Renan traça primeiros passos para 'substituir o insubstituível'

Renan Dal Zotto não tem nem uma semana como técnico da Seleção masculina de vôlei e já está com a agenda cheia. O treinador participou, ao lado do técnico Jose Roberto Guimerães, dos jogadores Bruninho, Serginho e Tiago Brendle, dos presidentes da Confederação Brasileira de Vôlei (CBV) e da Ascis , Gumercindo Neto e do CEO da CBV Ricardo Trade, do anúncio da marca esportiva japonesa como nova parteira da CBV durante o ciclo olímpico. A empresa será a responsável pelos uniformes do time até Tóquio-2020.

Com o peso de assumir o posto deixado pelo multicampeão Bernardinho, Renan comentou sobre seus primeiros passos como treinador da atual Seleção campeã olímpica.

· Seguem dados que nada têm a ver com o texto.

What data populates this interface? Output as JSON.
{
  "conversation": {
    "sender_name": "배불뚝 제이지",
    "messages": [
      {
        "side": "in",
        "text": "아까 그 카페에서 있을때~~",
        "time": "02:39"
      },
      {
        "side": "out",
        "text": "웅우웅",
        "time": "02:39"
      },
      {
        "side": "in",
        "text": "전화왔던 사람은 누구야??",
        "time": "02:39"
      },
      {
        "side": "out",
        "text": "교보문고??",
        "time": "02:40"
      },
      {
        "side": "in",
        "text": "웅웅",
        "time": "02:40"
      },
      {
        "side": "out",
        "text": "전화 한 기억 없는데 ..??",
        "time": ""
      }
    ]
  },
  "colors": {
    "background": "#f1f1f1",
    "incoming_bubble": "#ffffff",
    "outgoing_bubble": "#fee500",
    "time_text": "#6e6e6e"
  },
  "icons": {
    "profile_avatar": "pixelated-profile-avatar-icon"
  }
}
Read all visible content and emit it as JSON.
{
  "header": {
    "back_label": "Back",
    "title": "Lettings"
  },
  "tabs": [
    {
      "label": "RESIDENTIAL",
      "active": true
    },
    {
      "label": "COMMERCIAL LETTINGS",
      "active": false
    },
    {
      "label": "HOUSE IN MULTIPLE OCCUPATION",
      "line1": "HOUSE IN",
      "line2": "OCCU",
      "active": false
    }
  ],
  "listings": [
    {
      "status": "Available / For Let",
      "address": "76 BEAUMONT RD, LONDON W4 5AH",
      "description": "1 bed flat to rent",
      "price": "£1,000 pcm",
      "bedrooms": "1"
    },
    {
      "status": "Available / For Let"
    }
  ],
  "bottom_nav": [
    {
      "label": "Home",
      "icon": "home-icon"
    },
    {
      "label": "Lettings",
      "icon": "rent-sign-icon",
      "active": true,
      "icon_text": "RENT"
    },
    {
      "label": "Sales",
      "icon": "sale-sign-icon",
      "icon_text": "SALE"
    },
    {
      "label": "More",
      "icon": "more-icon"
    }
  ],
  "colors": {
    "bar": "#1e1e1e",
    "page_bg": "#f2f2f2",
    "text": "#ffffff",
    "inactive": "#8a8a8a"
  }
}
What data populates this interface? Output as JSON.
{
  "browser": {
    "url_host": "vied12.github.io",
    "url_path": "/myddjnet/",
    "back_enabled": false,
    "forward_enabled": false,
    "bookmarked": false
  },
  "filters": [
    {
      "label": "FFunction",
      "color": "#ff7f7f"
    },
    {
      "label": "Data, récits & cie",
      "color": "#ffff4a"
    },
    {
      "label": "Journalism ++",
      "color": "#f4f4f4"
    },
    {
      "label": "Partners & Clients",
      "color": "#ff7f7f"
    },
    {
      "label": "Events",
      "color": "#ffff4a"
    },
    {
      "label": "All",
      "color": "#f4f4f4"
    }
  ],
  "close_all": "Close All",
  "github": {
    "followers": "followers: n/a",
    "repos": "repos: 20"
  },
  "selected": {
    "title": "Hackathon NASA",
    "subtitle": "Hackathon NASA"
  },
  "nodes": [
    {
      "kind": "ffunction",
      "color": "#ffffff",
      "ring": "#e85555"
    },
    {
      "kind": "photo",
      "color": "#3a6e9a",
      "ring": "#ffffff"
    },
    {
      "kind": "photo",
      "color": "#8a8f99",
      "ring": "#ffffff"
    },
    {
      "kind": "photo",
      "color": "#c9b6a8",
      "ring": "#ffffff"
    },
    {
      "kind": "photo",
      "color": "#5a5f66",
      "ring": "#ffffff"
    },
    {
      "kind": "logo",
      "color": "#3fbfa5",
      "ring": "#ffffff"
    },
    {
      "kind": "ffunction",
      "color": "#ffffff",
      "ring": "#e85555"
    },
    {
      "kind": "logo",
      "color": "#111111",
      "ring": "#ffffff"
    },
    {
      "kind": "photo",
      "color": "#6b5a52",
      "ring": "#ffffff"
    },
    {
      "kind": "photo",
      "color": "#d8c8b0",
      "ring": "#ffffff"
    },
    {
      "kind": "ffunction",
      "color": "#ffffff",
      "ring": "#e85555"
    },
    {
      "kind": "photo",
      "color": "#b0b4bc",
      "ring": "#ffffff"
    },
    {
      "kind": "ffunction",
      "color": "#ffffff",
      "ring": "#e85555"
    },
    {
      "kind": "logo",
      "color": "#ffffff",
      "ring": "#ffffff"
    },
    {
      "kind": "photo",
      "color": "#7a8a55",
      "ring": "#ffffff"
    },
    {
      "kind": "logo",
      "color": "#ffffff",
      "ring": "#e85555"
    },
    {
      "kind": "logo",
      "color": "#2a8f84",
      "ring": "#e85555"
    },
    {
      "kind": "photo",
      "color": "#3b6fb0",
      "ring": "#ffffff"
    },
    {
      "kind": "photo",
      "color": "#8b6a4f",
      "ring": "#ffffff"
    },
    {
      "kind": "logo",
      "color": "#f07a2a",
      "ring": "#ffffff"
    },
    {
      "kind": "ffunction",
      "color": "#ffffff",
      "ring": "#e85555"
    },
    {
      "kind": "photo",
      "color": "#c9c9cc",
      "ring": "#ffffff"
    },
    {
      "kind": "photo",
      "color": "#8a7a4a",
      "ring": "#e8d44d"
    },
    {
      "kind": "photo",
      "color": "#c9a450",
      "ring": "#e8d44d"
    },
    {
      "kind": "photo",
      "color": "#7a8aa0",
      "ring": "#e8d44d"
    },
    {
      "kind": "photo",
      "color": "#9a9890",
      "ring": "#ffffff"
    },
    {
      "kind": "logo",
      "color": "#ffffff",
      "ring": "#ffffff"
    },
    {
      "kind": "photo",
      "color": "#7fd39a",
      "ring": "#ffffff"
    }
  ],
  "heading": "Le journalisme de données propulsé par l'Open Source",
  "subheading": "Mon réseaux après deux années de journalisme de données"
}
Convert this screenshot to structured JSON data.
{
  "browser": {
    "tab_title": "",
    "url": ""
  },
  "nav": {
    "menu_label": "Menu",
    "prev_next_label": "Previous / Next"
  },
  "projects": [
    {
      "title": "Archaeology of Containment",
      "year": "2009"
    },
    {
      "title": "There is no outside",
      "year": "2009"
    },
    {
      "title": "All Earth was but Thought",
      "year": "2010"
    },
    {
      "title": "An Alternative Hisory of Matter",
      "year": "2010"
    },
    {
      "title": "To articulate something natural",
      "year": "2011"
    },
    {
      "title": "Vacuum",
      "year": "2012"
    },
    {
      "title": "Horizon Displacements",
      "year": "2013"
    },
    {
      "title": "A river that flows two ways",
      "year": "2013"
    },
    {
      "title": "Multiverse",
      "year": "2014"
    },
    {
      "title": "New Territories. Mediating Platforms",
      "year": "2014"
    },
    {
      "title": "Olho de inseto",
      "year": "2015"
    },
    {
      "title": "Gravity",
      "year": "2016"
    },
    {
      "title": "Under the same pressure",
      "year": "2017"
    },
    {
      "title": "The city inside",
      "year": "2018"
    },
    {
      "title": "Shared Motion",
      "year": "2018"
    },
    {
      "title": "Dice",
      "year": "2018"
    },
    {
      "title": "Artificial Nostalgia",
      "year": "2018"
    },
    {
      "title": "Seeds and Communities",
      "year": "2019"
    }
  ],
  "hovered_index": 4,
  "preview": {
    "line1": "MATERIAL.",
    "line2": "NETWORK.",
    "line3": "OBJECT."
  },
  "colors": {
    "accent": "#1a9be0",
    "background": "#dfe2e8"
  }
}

- Para mim, a coisa mais importante agora é se organizar para depois começar o planejamento. Falar com todos os membros da comissão técnica, ver quem continua, o que passa na cabeça de cada um, para depois começar um planejamento e colocar no papel o que a gente espera.

Sobre sua difícil missão, o técnico cita exemplos de pessoas 'insubstituíveis' como Beethoven e Ayrton Senna.

- Na verdade ninguém substitui. Aquilo ali vai ficar para sempre na nossa memória. O que nós temos que fazer agora dar continuidade, com muita ajuda deste profissional que, acima de tudo, é um cara que ama o voleibol, a uma história.

Técnico da Seleção feminina, José Roberto Guimarães teve missão semelhante à de Renan. Quando assumiu a Seleção masculina em 1992 , ele tinha a missão de substituir um dos maiores nomes do vôlei, Bebeto de Freitas.

- Quando eu substitui o Roberto de Freitas, eu também tive uma pressão enorme. O Bebeto era um dos melhores treinadores do mundo e o mais difícil era provar que eu tinha condições, que podiam acreditar em mim.

Para auxiliá-lo nesta caminhada, Dal Zotto conta com a presença de seu companheiro em Los Angeles-1984, neste novo capítulo da carreira.

- Tive duas reuniões com ele e não tenho a menor dúvida de que ele estará muito próximo. Eu conto com isso pelo menos, acho que é fundamental a presença dele, é uma pessoa realmente inspiradora e a gente tem uma filosofia de trabalho muito parecida.

Quando perguntado sobre a escolha de Renan por parte da CBV, Bernardinho afirmou que apoiava o amigo, mas achava que Rubinho assumiria o posto. Sem ressentimentos, o atual técnico ressalta a importância do auxiliar neste novo ciclo.

- Acho que é natural e o Bernardo foi muito claro nisso, que há alguns anos, o Rubinho vem sendo preparado e ele é um profissional que nós não podemos abrir mão, independente do cargo. Ele é um cara capacitado, que tem muito conhecimento. Meu ponto de partida é tentar convencer o Rubinho a dar continuidade ao trabalho que vinha sendo feito.

Aprovação dos jogadores

Também presentes no evento, Bruninho, Serginho e Tiago Brendle aprovaram a escolha do novo treinador. O levantador do Sesi-SP e da Seleção relembrou seu convívio com Renan no início da carreira, em Florianópolis.

- Eu trabalhei com o Renan, meu primeiro título brasileiro foi com ele, no Florianópolis. Sei da qualidade, no profissional que ele é, principalmente da grande qualidade dos treinos dele.

Um dos candidatos à vaga deixada por Serginho, o líbero do vôlei Kirin também aprovou a escolha da CBV.

- Eu achei uma boa escolha. Ele estava envolvido diretamente no processo há muito tempo, como coordenador de Seleção. Ele está muito por dentro de como as coisas funcionam, em todos os segmentos - comentou Brendle.